ChaoJiはCHAdeMOと中国のGB/Tを統合した次世代急速充電規格だ。最大出力は500kW以上とされ、現在主流の急速充電の数倍の性能を持つ。
「ChaoJiは技術的には非常に野心的な規格です。中国市場は世界EV販売の半分以上を占めるため、中国と日本が協調すれば巨大な市場基盤が生まれます。もしこの規格が普及すれば、テスラ規格に対抗できる唯一の勢力になる可能性があります」(同)
つまり、日本メーカーは短期ではNACSで市場に適応、中期ではChaoJiで再逆転という二段構えの戦略を描いている可能性がある。
EV充電規格の争いは、まだ決着したわけではない。北米ではNACSが優勢だが、欧州ではCCS、中国ではGB/Tが依然として主流であり、世界は地域ごとに異なる規格が共存する状態にある。
この状況は、スマートフォン黎明期の「iOS、Android」の競争にも似ている。規格争いで完全勝利するよりも、どのエコシステムを掌握するかが重要になる。
「規格で負けて、商売で勝つ」戦略
日本メーカーにとって、NACS採用は一見すると敗北のようにも映る。だが、見方を変えればEV市場拡大のための合理的な選択でもある。充電インフラ問題を解決すれば、EV普及の最大の障壁が消える。
そして日本メーカーにはまだ車両品質・生産技術・全固体電池といった強力な武器が残されている。
「EVの勝敗は充電規格だけで決まるわけではありません。車両の品質、電池技術、サプライチェーンなど、自動車メーカーの競争領域は依然として広いので、日本メーカーは“規格で負けても商売で勝つ”という戦略を取る可能性があります」(同)

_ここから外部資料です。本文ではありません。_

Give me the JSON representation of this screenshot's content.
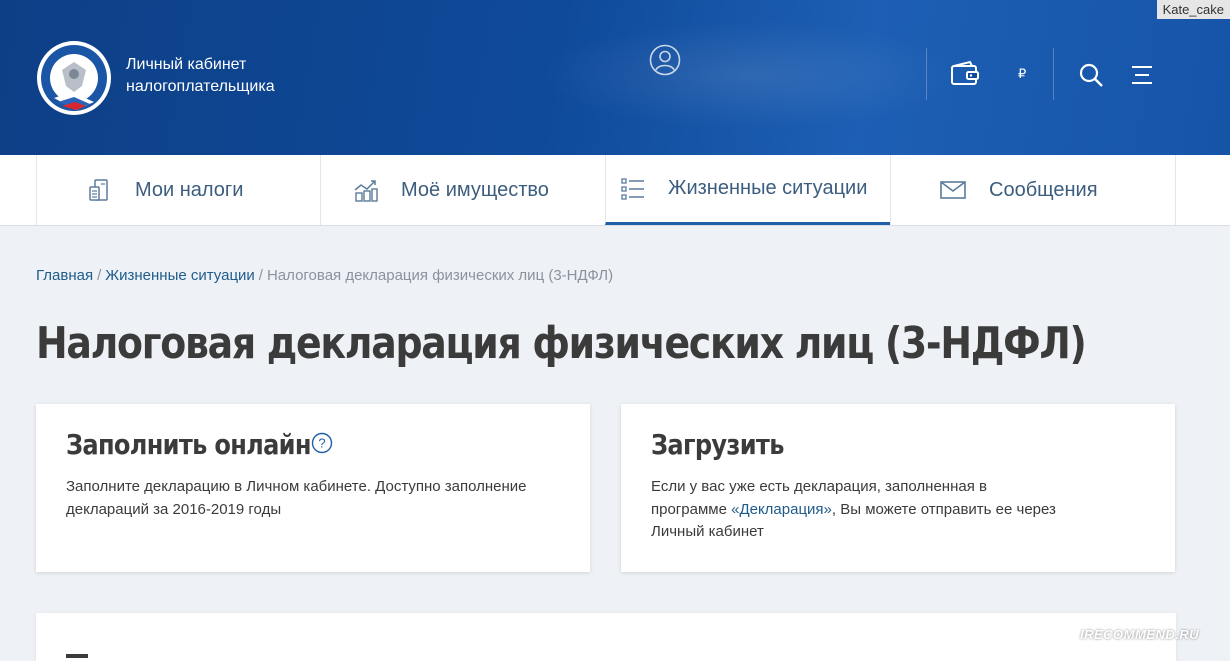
{
  "header": {
    "brand_line1": "Личный кабинет",
    "brand_line2": "налогоплательщика",
    "balance": "₽",
    "watermark_user": "Kate_cake"
  },
  "nav": {
    "tabs": [
      {
        "label": "Мои налоги",
        "icon": "calculator-documents-icon",
        "active": false
      },
      {
        "label": "Моё имущество",
        "icon": "property-chart-icon",
        "active": false
      },
      {
        "label": "Жизненные ситуации",
        "icon": "list-icon",
        "active": true
      },
      {
        "label": "Сообщения",
        "icon": "envelope-icon",
        "active": false
      }
    ]
  },
  "breadcrumbs": {
    "home": "Главная",
    "section": "Жизненные ситуации",
    "current": "Налоговая декларация физических лиц (3-НДФЛ)"
  },
  "page": {
    "title": "Налоговая декларация физических лиц (3-НДФЛ)"
  },
  "cards": {
    "online": {
      "title": "Заполнить онлайн",
      "line1": "Заполните декларацию в Личном кабинете. Доступно заполнение",
      "line2": "деклараций за 2016-2019 годы"
    },
    "upload": {
      "title": "Загрузить",
      "line1": "Если у вас уже есть декларация, заполненная в",
      "line2_before": "программе ",
      "line2_link": "«Декларация»",
      "line2_after": ", Вы можете отправить ее через",
      "line3": "Личный кабинет"
    }
  },
  "watermark": "IRECOMMEND.RU",
  "colors": {
    "header_blue": "#0f4a9a",
    "nav_text": "#3d5d7e",
    "link": "#1f5c8c",
    "active_underline": "#1f5fa8"
  }
}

EV充電規格の争いは、まだ終わっていない。テスラのNACSが世界標準となるのか。それとも中国・日本連合のChaoJiが巻き返すのか。確かなのは、この争いが単なる技術競争ではなく、「次世代モビリティの支配権」を巡る戦いであるということだ。
そして今、日本メーカーは敵のインフラを利用しながら時間を稼ぐという、きわめて現実的な戦略を選びつつある。
その判断が「敗北」になるのか、それとも次の覇権争いへの布石になるのか。EV時代のインフラ覇権は、いままさに第2ラウンドに突入している。